Question

If the nth term of A.P. are 7, 12, 17, 22.....is equal to the nth term of another A.P. 27, 30, 33, 36. Find the value of n?​

Answer 1

`n = 11`

Explanation:

We are given two arithmetic sequences:

7, 12, 17, 22... and 27, 30, 33, 36...

And we want to determine n such that the nth term of each sequence is equivalent.

We can write a direct formula for each sequence. Recall that the direct formula for an arithmetic sequence is given by:

`\displaystyle x_n = a + d(n-1)`

Where a is the initial term and d is the common difference.
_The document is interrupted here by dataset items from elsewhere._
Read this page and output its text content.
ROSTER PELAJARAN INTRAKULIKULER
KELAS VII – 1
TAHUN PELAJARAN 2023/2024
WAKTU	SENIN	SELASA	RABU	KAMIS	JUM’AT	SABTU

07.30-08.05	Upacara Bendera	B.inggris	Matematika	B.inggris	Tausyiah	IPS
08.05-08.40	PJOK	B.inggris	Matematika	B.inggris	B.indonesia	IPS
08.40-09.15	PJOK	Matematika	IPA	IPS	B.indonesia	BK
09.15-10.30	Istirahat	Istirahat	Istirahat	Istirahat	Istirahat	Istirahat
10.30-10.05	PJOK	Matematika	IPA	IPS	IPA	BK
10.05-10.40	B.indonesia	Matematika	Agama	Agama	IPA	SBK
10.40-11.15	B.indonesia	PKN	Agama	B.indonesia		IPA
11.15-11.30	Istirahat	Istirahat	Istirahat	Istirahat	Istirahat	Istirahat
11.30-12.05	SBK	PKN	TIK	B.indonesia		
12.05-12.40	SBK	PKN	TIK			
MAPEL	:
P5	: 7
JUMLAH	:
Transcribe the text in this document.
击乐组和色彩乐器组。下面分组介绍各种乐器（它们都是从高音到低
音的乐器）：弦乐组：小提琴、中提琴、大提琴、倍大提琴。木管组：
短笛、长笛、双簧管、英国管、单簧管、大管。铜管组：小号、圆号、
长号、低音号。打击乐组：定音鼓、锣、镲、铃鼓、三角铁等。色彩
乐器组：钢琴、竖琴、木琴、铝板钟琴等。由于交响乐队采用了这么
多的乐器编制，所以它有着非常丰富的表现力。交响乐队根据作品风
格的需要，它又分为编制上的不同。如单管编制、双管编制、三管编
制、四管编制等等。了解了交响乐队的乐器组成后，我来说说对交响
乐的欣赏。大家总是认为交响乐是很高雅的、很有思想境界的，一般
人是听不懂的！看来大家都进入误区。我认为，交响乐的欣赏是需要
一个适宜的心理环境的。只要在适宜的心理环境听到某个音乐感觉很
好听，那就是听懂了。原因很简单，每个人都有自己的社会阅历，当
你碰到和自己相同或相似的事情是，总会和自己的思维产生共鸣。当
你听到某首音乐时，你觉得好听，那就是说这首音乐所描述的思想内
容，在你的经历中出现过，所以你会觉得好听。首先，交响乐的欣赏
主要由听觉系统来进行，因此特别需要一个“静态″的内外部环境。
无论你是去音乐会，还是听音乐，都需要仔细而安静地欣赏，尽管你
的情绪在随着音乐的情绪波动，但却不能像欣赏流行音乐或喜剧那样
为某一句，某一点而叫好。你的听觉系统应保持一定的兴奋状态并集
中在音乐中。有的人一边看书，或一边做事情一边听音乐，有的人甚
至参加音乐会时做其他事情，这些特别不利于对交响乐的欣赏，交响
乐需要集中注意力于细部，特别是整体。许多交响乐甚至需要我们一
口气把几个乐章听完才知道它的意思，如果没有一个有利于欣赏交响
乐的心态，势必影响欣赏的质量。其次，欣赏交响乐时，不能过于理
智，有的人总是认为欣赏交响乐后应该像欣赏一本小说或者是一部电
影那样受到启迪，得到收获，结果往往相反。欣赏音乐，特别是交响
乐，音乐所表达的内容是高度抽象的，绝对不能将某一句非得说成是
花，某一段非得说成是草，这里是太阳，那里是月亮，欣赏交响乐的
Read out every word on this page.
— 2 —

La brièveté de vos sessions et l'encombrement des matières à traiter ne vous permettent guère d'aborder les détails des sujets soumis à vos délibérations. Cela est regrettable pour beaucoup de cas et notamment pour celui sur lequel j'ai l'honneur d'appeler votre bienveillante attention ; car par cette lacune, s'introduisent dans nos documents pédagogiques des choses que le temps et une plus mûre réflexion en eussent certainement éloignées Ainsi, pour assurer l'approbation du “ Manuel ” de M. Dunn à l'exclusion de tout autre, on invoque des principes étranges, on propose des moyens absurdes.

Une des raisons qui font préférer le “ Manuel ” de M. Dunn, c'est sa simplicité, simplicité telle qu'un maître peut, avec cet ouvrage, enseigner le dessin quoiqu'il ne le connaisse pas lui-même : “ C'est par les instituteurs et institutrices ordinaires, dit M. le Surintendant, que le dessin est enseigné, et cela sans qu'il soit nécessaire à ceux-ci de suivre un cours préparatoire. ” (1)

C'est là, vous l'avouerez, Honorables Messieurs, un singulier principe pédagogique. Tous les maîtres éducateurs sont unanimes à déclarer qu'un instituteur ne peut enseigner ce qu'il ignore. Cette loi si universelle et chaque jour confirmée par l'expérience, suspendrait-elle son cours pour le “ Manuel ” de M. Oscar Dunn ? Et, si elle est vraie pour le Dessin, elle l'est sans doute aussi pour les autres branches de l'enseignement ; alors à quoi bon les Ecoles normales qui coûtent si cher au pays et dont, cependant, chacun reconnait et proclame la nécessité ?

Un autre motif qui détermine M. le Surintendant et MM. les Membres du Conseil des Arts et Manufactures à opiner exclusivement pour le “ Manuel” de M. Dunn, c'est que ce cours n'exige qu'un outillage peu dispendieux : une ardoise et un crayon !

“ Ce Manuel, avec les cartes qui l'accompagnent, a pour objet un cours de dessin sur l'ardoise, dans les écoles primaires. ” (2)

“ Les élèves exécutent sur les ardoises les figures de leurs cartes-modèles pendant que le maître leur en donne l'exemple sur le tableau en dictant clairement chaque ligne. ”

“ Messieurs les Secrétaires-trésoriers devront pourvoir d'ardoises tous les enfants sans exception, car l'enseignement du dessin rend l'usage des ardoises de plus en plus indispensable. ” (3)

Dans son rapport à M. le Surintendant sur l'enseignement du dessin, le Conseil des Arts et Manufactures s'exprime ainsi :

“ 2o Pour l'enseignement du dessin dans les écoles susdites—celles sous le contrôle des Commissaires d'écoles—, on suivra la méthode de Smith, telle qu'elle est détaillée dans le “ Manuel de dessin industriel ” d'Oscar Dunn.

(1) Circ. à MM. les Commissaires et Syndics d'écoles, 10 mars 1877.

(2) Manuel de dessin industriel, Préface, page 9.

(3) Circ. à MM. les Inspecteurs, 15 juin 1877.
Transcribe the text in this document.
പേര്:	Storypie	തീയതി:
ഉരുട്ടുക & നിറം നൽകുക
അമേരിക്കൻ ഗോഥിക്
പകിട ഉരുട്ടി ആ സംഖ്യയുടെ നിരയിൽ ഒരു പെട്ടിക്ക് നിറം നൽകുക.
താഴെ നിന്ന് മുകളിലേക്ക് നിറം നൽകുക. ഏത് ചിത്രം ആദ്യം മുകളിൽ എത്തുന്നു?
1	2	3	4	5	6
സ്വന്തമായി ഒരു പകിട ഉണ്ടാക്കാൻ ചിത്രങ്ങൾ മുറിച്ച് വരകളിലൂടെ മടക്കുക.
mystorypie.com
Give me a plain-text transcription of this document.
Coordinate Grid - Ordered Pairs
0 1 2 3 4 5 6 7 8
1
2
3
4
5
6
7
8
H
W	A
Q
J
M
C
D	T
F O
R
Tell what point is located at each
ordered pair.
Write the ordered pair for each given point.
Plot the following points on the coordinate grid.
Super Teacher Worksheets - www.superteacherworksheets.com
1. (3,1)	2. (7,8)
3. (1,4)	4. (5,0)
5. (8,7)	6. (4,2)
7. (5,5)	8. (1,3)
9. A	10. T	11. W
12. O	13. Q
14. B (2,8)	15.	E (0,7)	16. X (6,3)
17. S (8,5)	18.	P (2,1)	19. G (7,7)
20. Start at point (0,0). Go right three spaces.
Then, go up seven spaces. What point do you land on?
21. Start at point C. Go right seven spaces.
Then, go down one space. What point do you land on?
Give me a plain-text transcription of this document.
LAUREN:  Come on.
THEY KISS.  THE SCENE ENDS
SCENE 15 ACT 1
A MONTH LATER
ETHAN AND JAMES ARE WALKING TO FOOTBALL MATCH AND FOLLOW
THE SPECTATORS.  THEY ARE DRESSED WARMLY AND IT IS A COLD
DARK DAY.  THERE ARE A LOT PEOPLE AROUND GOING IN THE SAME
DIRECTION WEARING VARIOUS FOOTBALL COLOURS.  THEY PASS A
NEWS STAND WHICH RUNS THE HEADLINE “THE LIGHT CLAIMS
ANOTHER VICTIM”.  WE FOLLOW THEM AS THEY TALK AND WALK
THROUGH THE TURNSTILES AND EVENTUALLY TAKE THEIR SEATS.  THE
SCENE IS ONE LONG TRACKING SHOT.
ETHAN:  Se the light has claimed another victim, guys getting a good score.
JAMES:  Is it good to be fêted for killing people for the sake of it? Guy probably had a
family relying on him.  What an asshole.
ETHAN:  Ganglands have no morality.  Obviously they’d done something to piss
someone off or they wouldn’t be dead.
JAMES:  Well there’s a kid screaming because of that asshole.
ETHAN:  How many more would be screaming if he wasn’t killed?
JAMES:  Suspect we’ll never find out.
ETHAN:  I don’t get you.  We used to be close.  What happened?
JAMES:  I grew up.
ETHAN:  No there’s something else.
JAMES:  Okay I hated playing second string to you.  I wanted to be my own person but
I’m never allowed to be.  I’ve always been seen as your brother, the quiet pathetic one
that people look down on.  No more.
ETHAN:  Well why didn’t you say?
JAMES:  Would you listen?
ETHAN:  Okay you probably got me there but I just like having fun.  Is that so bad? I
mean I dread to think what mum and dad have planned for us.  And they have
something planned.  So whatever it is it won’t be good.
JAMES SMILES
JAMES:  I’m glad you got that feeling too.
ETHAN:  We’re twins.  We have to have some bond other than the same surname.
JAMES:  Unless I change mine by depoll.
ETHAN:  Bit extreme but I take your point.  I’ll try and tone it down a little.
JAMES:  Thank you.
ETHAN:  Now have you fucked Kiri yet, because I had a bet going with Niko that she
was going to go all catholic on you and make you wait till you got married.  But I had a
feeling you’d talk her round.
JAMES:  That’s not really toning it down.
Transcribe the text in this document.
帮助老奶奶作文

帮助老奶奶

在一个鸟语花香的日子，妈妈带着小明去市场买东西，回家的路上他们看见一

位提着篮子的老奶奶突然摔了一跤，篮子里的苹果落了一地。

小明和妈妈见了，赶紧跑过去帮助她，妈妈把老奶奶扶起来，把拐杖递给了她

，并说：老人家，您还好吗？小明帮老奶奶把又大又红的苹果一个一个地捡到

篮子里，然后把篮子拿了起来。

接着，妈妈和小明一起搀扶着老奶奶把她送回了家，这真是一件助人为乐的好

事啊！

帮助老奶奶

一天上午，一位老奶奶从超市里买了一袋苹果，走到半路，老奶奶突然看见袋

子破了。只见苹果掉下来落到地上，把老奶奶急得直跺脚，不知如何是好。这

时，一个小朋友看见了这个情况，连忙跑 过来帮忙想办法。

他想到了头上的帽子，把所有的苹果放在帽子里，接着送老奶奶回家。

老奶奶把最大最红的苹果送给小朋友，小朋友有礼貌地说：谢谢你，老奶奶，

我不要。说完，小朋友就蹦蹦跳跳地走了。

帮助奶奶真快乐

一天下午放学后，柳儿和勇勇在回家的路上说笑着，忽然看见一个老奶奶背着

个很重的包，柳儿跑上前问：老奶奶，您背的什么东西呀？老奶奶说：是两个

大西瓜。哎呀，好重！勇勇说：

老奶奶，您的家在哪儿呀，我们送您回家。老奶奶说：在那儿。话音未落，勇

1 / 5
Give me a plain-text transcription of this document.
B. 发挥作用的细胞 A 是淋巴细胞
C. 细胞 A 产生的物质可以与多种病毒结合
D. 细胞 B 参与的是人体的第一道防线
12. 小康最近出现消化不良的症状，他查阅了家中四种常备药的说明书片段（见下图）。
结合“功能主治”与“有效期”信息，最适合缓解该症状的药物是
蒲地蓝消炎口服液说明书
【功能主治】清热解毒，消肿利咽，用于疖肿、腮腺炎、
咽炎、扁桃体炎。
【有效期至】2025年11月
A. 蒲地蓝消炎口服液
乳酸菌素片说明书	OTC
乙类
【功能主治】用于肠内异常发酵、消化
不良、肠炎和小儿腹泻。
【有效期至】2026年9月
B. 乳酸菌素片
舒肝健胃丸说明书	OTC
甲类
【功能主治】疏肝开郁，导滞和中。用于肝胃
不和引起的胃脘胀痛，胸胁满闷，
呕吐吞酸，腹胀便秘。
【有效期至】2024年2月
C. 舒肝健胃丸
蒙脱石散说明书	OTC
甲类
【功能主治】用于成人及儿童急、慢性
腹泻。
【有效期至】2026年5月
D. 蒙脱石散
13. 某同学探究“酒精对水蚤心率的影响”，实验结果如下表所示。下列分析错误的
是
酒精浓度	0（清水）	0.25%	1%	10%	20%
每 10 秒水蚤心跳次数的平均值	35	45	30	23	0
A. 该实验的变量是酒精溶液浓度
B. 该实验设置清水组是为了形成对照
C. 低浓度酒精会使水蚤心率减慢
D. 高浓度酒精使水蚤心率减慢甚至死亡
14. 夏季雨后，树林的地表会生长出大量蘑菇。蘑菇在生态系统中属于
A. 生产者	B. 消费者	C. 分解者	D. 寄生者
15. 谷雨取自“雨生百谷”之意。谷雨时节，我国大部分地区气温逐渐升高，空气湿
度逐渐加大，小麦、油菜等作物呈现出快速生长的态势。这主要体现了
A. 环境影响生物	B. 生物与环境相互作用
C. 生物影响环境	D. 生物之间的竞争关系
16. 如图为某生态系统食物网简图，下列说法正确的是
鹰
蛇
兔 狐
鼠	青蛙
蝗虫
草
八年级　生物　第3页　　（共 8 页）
The first sequence has an initial term of 7 and a common difference of 5. Hence:

`\displaystyle x_n = 7 + 5(n-1)`

The second sequence has an initial term of 27 and a common difference of 3. Hence:

`x_n = 27 + 3(n-1)`

Set the two equations equal to each other:

`7 + 5 (n-1) = 27 + 3(n-1)`

Solve for n. Distribute:

`7 + (5n - 5) = 27 + (3n - 3)`

Combine like terms:

`5n + 2 = 3n + 24`

Isolate:

`2n = 22`

Divide. Hence:

`n = 11`

In conclusion, the 11th term of the first A.P. is equivalent to the 11th term of the second.